Gaming Chairs. Warum nur sitzen alle auf Autosesseln?
Der Computernerd von früher saß auf irgendetwas: einem Hocker, einem Klappstuhl, einem Bürostuhl. Drehbar oder nicht – egal. Der Nerd ist ein Vielsitzer, kein Anspruchssitzer. Worauf man sich den Rücken beim Sitzen ruinierte, war immer egal, schon gar keine Stilfrage. Streamer und Gamer der Jetzt-Generation beantworten die Frage aber ganz anders: ein Autositz muss es sein, ein dynamischer Sessel, die Cockpit-Bestuhlung der Rennfahrer, der Piloten und Astronauten. Ein Gaming Stuhl oder englisch Gaming Chair. Das „im Bildschirm“ muss sich „vor dem Bildschirm“ widerspiegeln. Der Gamer und Streamer von Welt wählt den Autositz.
Wenn man etwas recherchiert, wie das alles mal anfing, dann kann man in der eigenen Erinnerung anfangen. Denn wo waren einem diese Autositze zuerst aufgefallen? Genau: beim Fußball. Wie so viele Trends, ob bei Haarschnitten, Tattoos, Brillen oder Taschen – der Fußball-Profi gibt den Ton an, legt vor und der Fan zieht nach. Was der Ballsportler macht wird nur wenig später Mainstream. Fertig. So ist das eben.
Wo kommen die Gaming Stühle her? Vom Fußball.
Wer zumindest hin und wieder in den späten 1990er Jahren Bundesliga-Fußball geschaut hat, dem ist damals aufgefallen, dass auf einmal die „Bankdrücker“ auf Autosesseln saßen. Hä? Fahren die wohin? Was soll das? Ah, okay, ein Placement. Denn ebenso auffällig wie die Autositze war der Schriftzug auf der Rückenlehne: „RECARO“. Macht ja Sinn: man platziert sich als Konzernmarke im Umfeld des Sports. Und statt einfach Bandenwerbung zu kaufen, macht man etwas, dass für die Marke typisch ist – man liefert einen Sitz. War irgendwie clever.

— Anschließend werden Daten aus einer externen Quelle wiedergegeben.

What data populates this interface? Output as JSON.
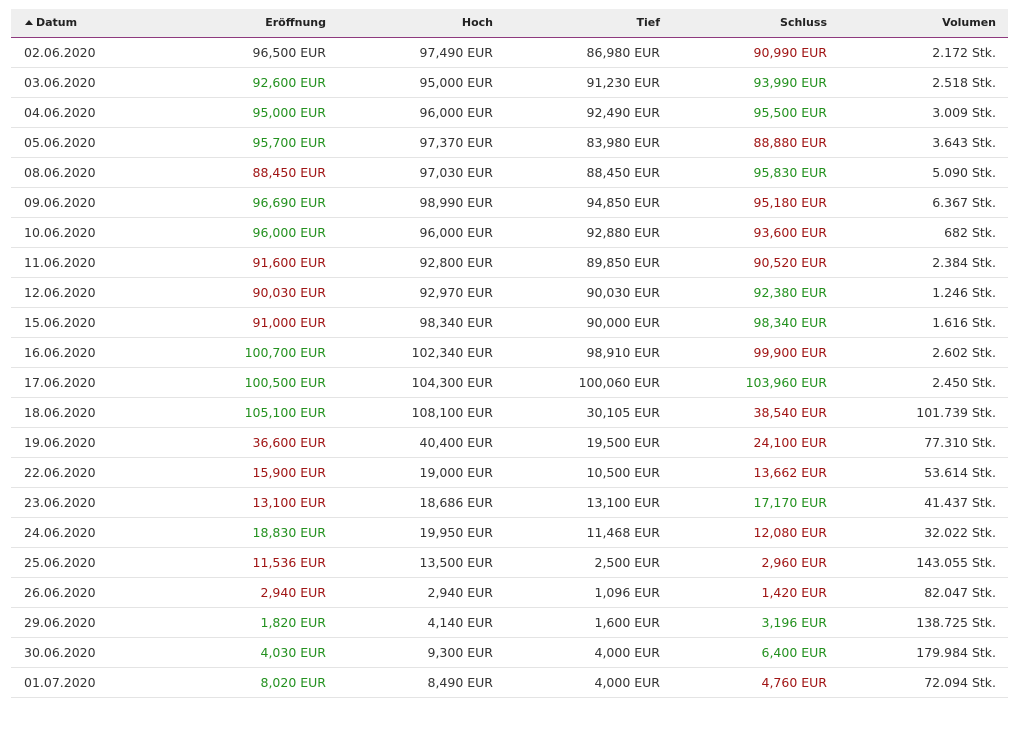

Einer, dem das auch aufgefallen ist, ist der Journalist David Tracy. Er hat für einen Artikel Recaro kontaktiert und gesagt bekommen, dass alles mit dem Teammanager des 1. FC Kaiserslautern begonnen hat. Karl-Heinz „Kalli“ Feldkamp hatte Rückenprobleme und er sprach darüber mit Ulrich Putsch aus dem Vorstand des Vereins. Putsch ist Gesellschafter der Recaro Unternehmensgruppe, zählte 1 und 1 zusammen und schlug vor, dass er vielleicht besser sitzen müsse, und zwar auf einem ergonomischen Autositz. Das wäre sicher seiner Gesundheit zuträglicher, als auf den bis dahin im Stadien montierten, kreuz-unbequemenen Plastik-Halbschalen-Sitzen.
Das ist der Gründungsmythos des Gaming Chairs. Offenbar ist diese Legende aber so nebulös, dass sogar Recaro selbst die Geschichte etwas anders erzählt. Nach der offiziellen Firmenlegende begann zwar auch alles beim 1. FCK und mit Ulrich Putsch – aber der Mann mit den Rückenproblemen war nicht Kalli Feldkamp, der Manager, sondern Friedel Rausch, der Trainer. Wahr ist aber offenbar die Sache mit der Idee, dass ein guter Sessel dem Rücken zuträglich sein könnte und man daher den Stadionstuhl gegen einen Autosessel austauschte. Marketing Gold.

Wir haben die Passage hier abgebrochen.